На политику следует смотреть с точки зрения того, решает ли она эту проблему. Учитывает ли Закон о снижении инфляции хоть одну из этих фундаментальных проблем? Поскольку его разработали лоббисты и игроки изнутри этой системы, — как и всё законодательство в Соединённых Штатах — он действительно помогал разными способами, особенно в том, что касается стабильности. Я скептично отношусь к этому закону, но его защитники и правда объяснили мне, что важнейшие аспекты этой политики — это предсказуемость субсидирования. С точки зрения лиц, инвестирующих в возобновляемую энергетику в Соединённых Штатах, этот закон выглядит как долгосрочное обязательство государства по увеличению объёма предсказуемых инвестиций. Это само по себе меняет правила игры. Это не самый большой шаг к пост-неолиберальному будущему, но он действительно меняет систему субсидирования. Результаты налицо. Например, хотя есть достаточно причин построить техасский проект по возобновляемой энергии (проект, который ещё не завершён) и без субсидий, субсидирование делает проект более привлекательным для финансирования. [На момент июля 2025 г. портал Renewable Energy World сообщает о массовой остановке новых строительств в техасском проекте, хотя общая надёжность сети растёт. Сбои связывают с препятствиями, создаваемыми новым законом OBBBA администрации Трампа, и напряжённостью на фоне нового витка торговой войны. — прим. пер.]

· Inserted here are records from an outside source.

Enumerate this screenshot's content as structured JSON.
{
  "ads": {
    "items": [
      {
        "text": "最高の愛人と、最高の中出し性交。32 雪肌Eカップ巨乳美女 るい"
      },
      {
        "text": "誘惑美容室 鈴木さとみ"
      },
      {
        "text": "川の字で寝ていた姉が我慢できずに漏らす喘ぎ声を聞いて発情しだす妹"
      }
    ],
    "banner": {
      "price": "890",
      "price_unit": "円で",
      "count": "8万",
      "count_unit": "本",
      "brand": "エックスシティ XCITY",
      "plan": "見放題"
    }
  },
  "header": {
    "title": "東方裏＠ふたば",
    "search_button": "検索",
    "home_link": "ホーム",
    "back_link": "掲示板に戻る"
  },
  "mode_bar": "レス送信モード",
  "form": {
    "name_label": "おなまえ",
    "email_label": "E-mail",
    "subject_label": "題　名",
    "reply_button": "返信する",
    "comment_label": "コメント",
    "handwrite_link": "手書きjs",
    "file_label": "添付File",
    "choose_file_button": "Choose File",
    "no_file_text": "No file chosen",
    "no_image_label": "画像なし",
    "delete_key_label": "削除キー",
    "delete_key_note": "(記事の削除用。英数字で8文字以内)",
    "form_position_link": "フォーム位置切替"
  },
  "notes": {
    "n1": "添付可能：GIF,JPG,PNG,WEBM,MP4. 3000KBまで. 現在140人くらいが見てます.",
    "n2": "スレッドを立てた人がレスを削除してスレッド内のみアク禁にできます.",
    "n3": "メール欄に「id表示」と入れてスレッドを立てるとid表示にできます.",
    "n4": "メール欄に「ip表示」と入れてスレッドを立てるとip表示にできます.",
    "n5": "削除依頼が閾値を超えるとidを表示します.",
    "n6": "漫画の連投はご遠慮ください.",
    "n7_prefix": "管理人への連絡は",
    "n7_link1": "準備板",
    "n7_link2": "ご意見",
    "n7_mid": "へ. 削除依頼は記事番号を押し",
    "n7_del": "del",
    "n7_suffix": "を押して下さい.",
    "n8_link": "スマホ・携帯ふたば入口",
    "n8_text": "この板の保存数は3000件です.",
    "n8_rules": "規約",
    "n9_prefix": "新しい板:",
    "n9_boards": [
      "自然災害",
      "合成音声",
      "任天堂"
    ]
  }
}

С помощью этой системы субсидирования правительство США начинает выступать арбитром во внутрикорпоративных внутри-элитных сделках. Реальная стабилизация дорогостоящих инвестиционных проектов в области возобновляемых источников энергии достигается за счёт межкорпоративных сделок, когда Google, Amazon и им подобные соглашаются покупать определённое количество электроэнергии по определённой цене. Как только это обеспечено в рамках проекта, инвестиционный банкир или специалист по финансированию прямых инвестиций говорит: “Это риск, который мы можем взять на себя, а остальное мы можем застраховать, или какая-нибудь система субсидий возьмёт это на себя”. Это изменения в механизмах, посредством которых возникают и снижаются риски для таких контрактов.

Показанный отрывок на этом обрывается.